Maisam Hasnain

Personal information
- Full name: Maisam Hasnain
- Born: 3 February 1977 (age 49) Karachi Pakistan
- Batting: Right-handed
- Bowling: Right-arm medium
- Relations: Taj-ul-Hasnain (father)

Domestic team information
- 1995/96–1996/97: Pakistan National Shipping Corporation
- 1996/97–2004/05: Karachi Whites
- 1998/99–2001/02: Karachi Blues
- 1998/99–2000/01: Pakistan International Airlines
- 2002: Shropshire
- 2003/04–2004/05: Karachi Port Trust
- 2005/06: Karachi Zebras
- 2006/07: Karachi Dolphins

Career statistics
| Competition | FC | LA | T20 |
| Matches | 49 | 23 | 8 |
| Runs scored | 2,477 | 560 | 57 |
| Batting average | 33.02 | 28.00 | 9.50 |
| 100s/50s | 7/9 | 2/2 | 0/0 |
| Top score | 160 | 140 | 21 |
| Balls bowled | 447 | 141 | – |
| Wickets | 6 | 3 | – |
| Bowling average | 47.50 | 56.33 | – |
| 5 wickets in innings | 0 | 0 | – |
| 10 wickets in match | 0 | 0 | – |
| Best bowling | 1/12 | 2/51 | – |
| Catches/stumpings | 43/– | 4/– | 4/– |
- Source: Cricinfo, 22 October 2011

= Maisam Hasnain =

Pakistani cricketer (born 1977)

Maisam Hasnain (born 3 February 1977) is a former Pakistani cricketer.

==Cricket career==
Born at Karachi to the cricketer Taj-ul-Hasnain, Hasnain toured New Zealand with the Pakistan under-19 team in March 1995, making three Youth Test and three Youth One Day International appearances against the New Zealand under-19 team. Shortly after he made his debut in Pakistani domestic first-class cricket for the Pakistan National Shipping Corporation against United Bank Limited at Rawalpindi in the 1995–96 PCB Patron's Trophy. In the following seasons edition of the competition, he played for the Karachi Whites alongside the Pakistan National Shipping Corporation.
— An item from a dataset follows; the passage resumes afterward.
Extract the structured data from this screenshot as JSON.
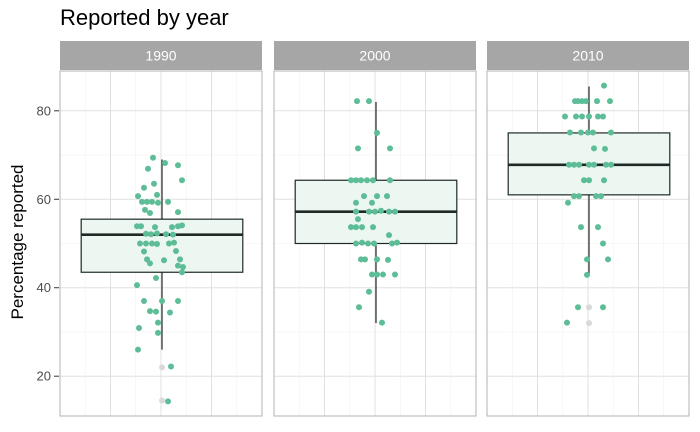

He played first-class cricket for the Karachi Blues in the 1998/99 Quaid-e-Azam Trophy, making his debut in List A cricket during that same season for Pakistan International Airlines. He also played first-class cricket for Pakistan International Airlines in the 1999/00 and 2000/01 Quaid-e-Azam Trophy's. He played List A matches for Karachi Whites in the 2001/02 One Day National Tournament, before playing in England for Shropshire at their overseas player in their second round match in the 2003 Cheltenham & Gloucester Trophy (which was played September 2002). He made further first-class appearances for a Karachi Port Trust in 2003-04 Patron's Trophy, as well as appearing for Karachi Urban in the 2005/06 Patron's Trophy. He debuted in Twenty20 cricket for Karachi Zebras in the 2005–06 ABN-AMRO Twenty-20 Cup, before playing for Karachi Dolphins in the following seasons competition.

Across first-class cricket, Hasnain played a total of 49 matches, during which he scored 2,477 runs at an average of 33.02, making seven centuries and nine half centuries, with a highest score of 160. In List A cricket, he scored 560 runs across 23 matches at an average of 28.00, making two centuries and half centuries apiece, with a highest score of 140. In eight Twenty20 matches he scored 57 runs.